# Mozilla Firebird Shortcuts ?



## BeaTBoxX (30. März 2004)

Hiho

ich benutz seit  einiger Zeit (in der Arbeit) auch Mozilla Firebird. Nur nervt mich etwas tierisch an:

Beim IE bin ich gewohnt wenn ich ne Seite aufmachen will strg + o zu druecken. Dann http://www.schlagmichtot .de und Enter.
Dann oeffnet der das.
Bei Firebird kann ich mit strg+o allerdings NUR Files auf der Plattte oeffnen.

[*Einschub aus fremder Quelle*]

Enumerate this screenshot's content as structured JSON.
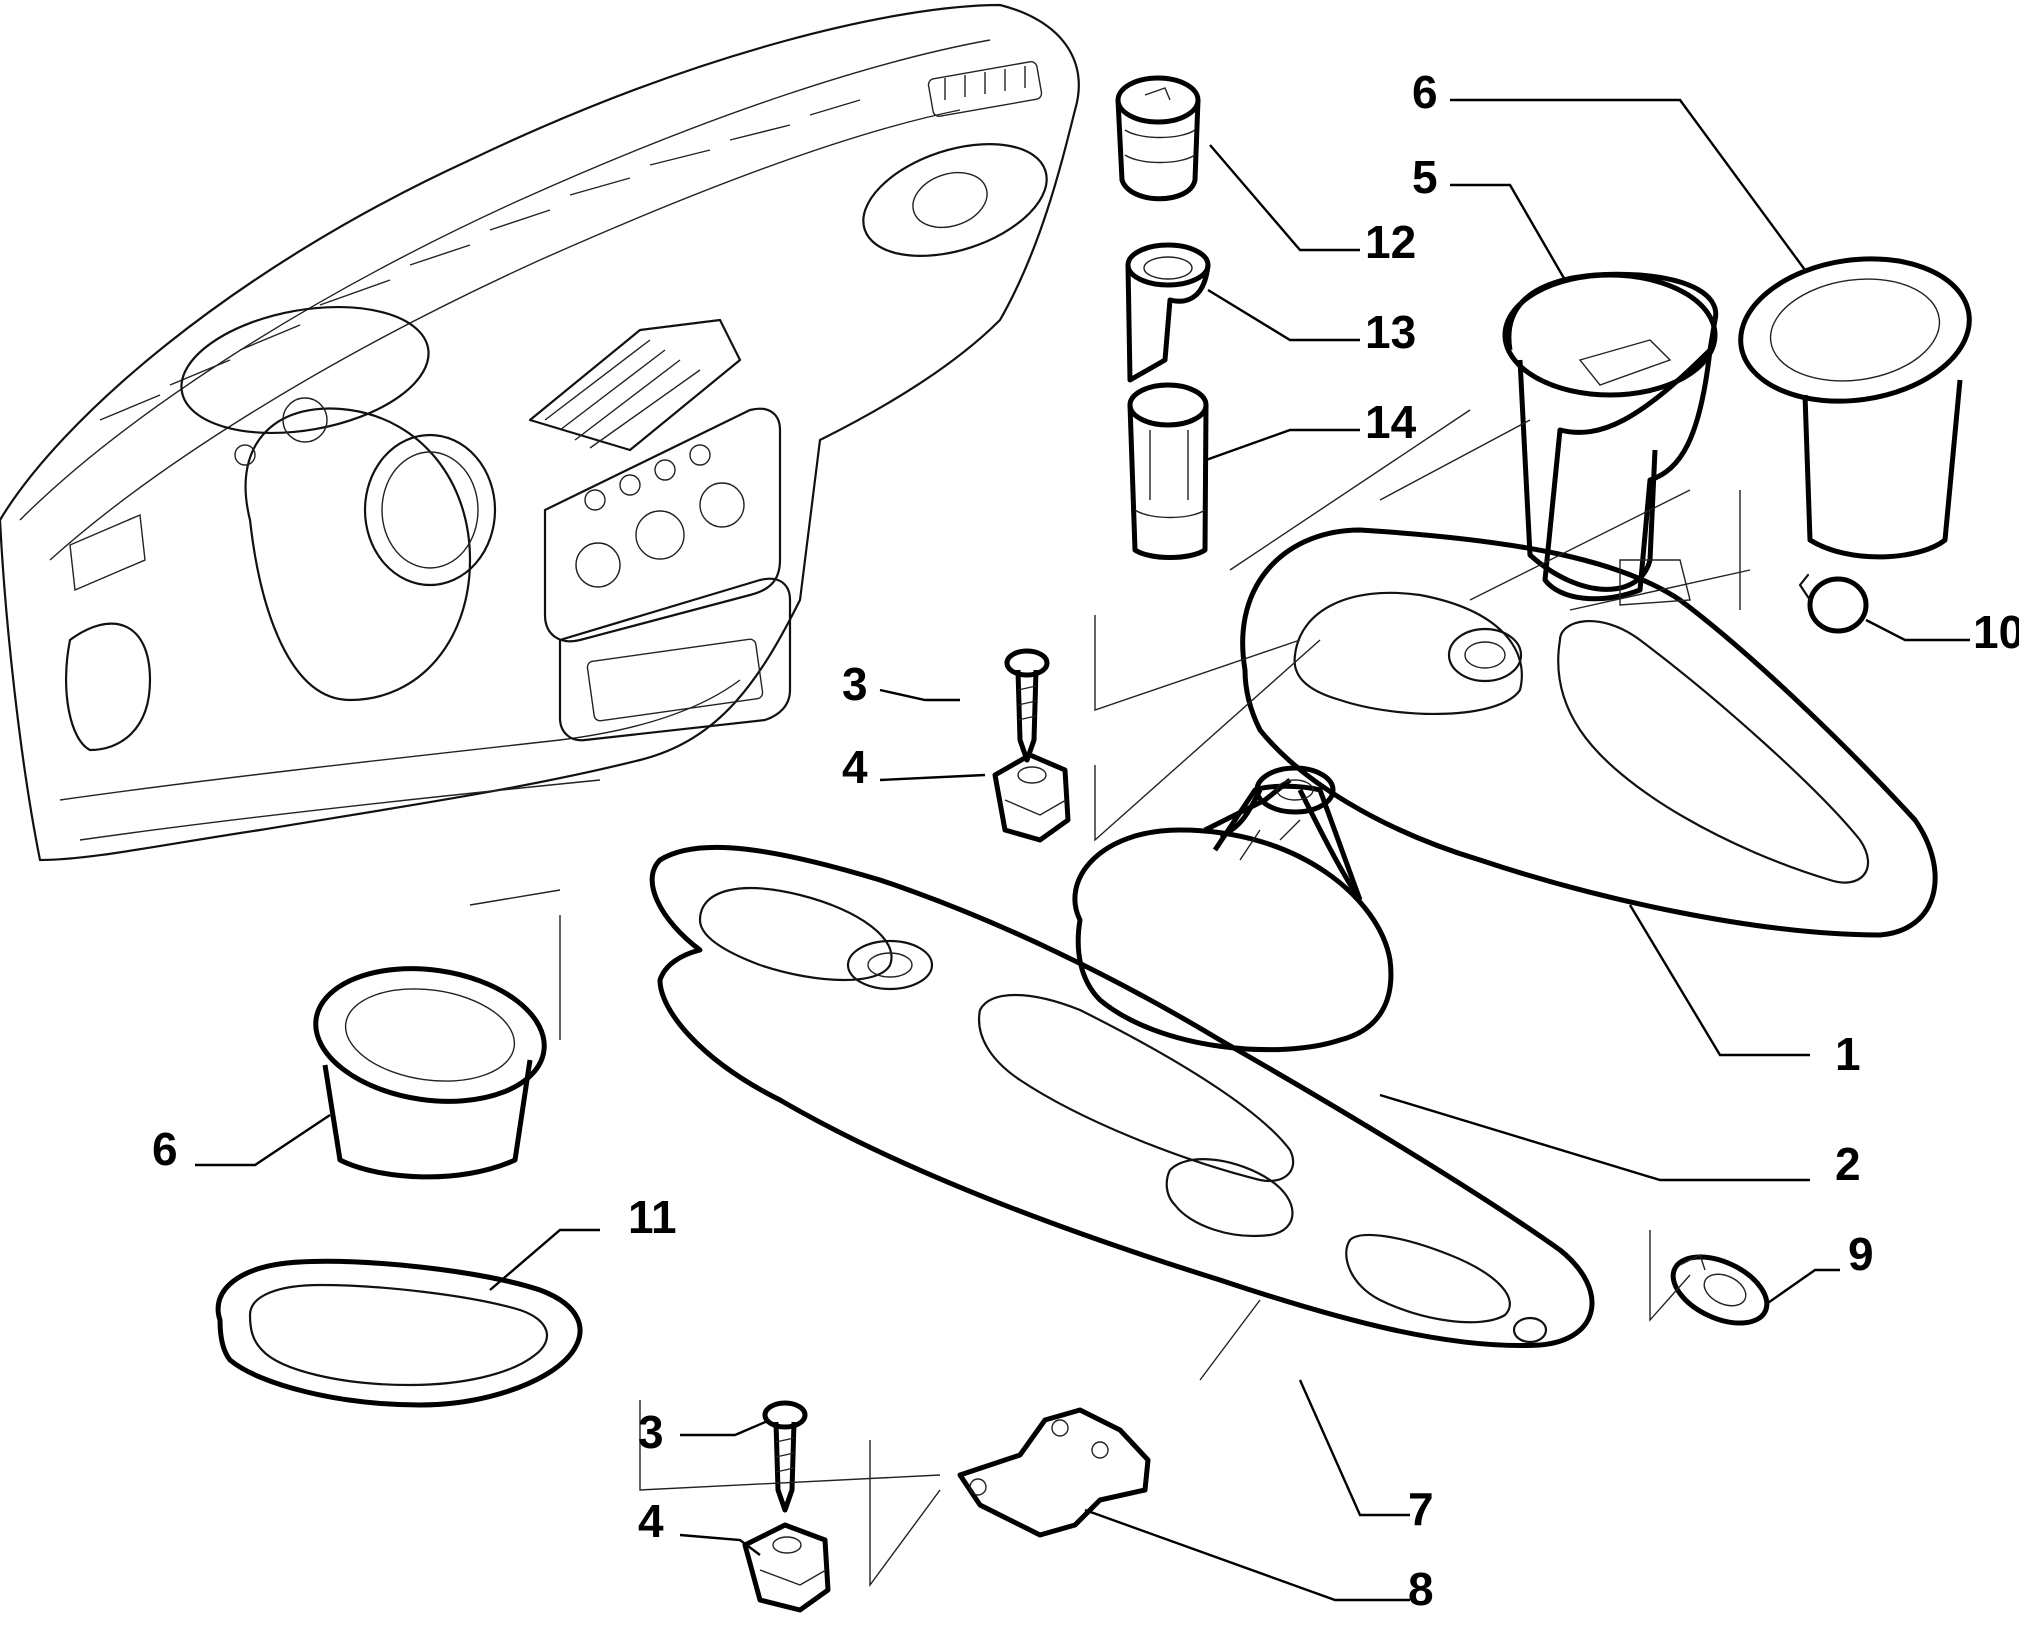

Bringt mir also garnix.
Maus benutzen is schwul und dauert viel zu lange.
Und etz würd ich gern  wissen, ob evtl jemand von euch da nen Kniff weiss, wie ich per Tastenkombination ne webseite oeffnen kann.Das muss doch möglich sein oder?

Habe per google ne Seite mit Shortcutvergleich gesehen, da wird aber auch nur was von File open geschrieben. 

Gruß

Frank


----------



## Tim C. (30. März 2004)

Strg+T öffnet einen neuen Tab. Das sollte das sein, was du suchst oder?


----------



## BeaTBoxX (30. März 2004)

Ahh.. ja das hilft schon gut weiter  Danke. 
Aber  statt dem neuen Tab in nem bestehenden ne neue Seite öffnen geht nich?


----------



## BeaTBoxX (30. März 2004)

Habs gefunden 

Strg+ L ist die Lösung 

Danke trotzdem


----------



## Tim C. (30. März 2004)

> _Original geschrieben von BeaTBoxX _
> *Habs gefunden
> 
> Strg+ L ist die Lösung
> ...


Danke auch dir, man lernt nie aus


----------